The workshop area is going to be a major contribution to the renovation of Building C and to the development of The Life Factory in particular.

In simple terms, as I understand them, this was the deal we had last year as one of the projects backed by the accelerator fund element of the Towns Fund proposal.

Our job was to get phase one of Building C weathertight, safe and secure. This we have done.

It involved restoring the font pitch, which we have done.
Reroofing the North face of the second bay, which we have also done. And completely replacing the first floor of phase one, which will be completed in the next few days.
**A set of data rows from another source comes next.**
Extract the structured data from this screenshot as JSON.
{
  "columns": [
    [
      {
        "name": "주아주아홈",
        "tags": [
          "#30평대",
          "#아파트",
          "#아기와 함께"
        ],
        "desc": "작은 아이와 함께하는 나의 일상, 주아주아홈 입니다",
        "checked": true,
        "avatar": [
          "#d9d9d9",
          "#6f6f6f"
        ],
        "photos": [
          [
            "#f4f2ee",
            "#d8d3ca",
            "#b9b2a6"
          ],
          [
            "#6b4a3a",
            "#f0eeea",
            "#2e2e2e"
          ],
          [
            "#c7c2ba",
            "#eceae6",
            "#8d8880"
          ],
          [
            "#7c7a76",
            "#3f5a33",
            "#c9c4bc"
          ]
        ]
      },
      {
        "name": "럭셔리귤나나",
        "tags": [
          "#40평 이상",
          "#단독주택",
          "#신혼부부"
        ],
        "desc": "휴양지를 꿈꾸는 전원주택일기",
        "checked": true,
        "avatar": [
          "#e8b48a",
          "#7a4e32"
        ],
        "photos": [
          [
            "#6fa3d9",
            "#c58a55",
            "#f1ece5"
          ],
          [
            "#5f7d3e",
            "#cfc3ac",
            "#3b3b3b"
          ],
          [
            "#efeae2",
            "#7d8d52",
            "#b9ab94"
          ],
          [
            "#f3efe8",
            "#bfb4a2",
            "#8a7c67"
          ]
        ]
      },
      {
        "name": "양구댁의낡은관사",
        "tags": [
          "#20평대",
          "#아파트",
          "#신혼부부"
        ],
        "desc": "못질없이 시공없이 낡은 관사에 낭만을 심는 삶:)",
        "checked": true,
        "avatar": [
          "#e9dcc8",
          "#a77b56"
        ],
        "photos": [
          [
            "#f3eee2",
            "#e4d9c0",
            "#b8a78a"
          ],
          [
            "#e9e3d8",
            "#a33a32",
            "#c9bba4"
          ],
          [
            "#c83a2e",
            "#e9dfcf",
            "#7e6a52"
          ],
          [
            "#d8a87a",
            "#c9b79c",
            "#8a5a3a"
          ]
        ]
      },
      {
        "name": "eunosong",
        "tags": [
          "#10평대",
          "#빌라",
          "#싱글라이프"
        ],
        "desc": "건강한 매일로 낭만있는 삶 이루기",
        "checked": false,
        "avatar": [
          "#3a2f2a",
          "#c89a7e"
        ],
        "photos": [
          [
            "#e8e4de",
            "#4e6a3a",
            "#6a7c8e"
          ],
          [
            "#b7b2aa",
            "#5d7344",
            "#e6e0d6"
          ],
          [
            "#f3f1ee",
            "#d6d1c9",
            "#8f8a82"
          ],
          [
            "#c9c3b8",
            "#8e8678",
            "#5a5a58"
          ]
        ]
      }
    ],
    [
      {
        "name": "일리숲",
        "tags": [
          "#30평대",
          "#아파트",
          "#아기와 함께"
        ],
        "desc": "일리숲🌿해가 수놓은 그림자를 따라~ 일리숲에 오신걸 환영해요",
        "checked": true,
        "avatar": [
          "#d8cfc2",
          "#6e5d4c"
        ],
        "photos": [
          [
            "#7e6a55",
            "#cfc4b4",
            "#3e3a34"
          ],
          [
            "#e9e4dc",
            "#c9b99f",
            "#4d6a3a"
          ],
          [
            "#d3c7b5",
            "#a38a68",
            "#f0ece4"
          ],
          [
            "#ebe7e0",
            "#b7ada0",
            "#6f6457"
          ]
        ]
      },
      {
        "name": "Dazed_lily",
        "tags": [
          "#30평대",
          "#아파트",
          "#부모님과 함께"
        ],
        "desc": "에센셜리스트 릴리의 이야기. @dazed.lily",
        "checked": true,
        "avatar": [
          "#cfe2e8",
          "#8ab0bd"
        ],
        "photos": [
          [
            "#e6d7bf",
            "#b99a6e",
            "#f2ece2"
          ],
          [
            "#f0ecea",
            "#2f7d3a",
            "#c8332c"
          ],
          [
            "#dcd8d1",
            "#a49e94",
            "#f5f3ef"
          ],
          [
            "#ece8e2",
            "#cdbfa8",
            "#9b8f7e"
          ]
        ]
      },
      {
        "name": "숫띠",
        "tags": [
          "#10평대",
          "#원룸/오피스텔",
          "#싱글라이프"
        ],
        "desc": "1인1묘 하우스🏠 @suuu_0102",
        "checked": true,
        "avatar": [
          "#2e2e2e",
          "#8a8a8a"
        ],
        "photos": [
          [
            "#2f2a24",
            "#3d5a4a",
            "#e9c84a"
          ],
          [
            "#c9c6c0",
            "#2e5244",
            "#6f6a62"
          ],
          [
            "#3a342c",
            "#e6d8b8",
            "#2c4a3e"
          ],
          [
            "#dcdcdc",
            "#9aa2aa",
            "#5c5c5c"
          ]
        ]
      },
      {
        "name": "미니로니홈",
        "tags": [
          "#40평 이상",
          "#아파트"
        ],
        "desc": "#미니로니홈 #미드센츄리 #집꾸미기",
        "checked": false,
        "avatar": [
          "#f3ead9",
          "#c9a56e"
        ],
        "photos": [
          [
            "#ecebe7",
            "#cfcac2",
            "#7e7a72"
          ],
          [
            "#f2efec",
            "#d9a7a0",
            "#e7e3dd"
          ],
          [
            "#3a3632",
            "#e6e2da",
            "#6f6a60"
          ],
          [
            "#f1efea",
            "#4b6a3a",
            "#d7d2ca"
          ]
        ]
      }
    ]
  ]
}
And finally, we had to absolutely, definitely, “failure is not an option” spend the £250,000 by March 31st 2021.

This will also be done .
So, thanks for all your support. Job Done.

Well done all of us!

Robin Howell, Project Leader. March 3rd 2021

Mendip District Council, and those involved in the Towns Fund bid for £25 million sent me an email asking for a final report on the £250K Phase One of Building C The Life FactoryProject which had been such an important part of my life since January 2020, and had utterly consumed me for the six months of the Phase One Project.
Unfortunately for them, by that time I had already escaped,

Dear Jane, Tina, and Julie
Thank you for your email. I am afraid you have now got all the post mortem paperwork you are going to get out of me for this phase of the whole thing.
As I recall we had a very simple deal. I think we have done a pretty damn good job on our part of it whilst you have contributed mostly bugger all that was of any actual use.
And apparently I have had a stroke. My Medical advisers tell me that on no account should I do anything which is remotely likely to upset me. I am afraid that ticking boxes on your tedious forms comes well up that list.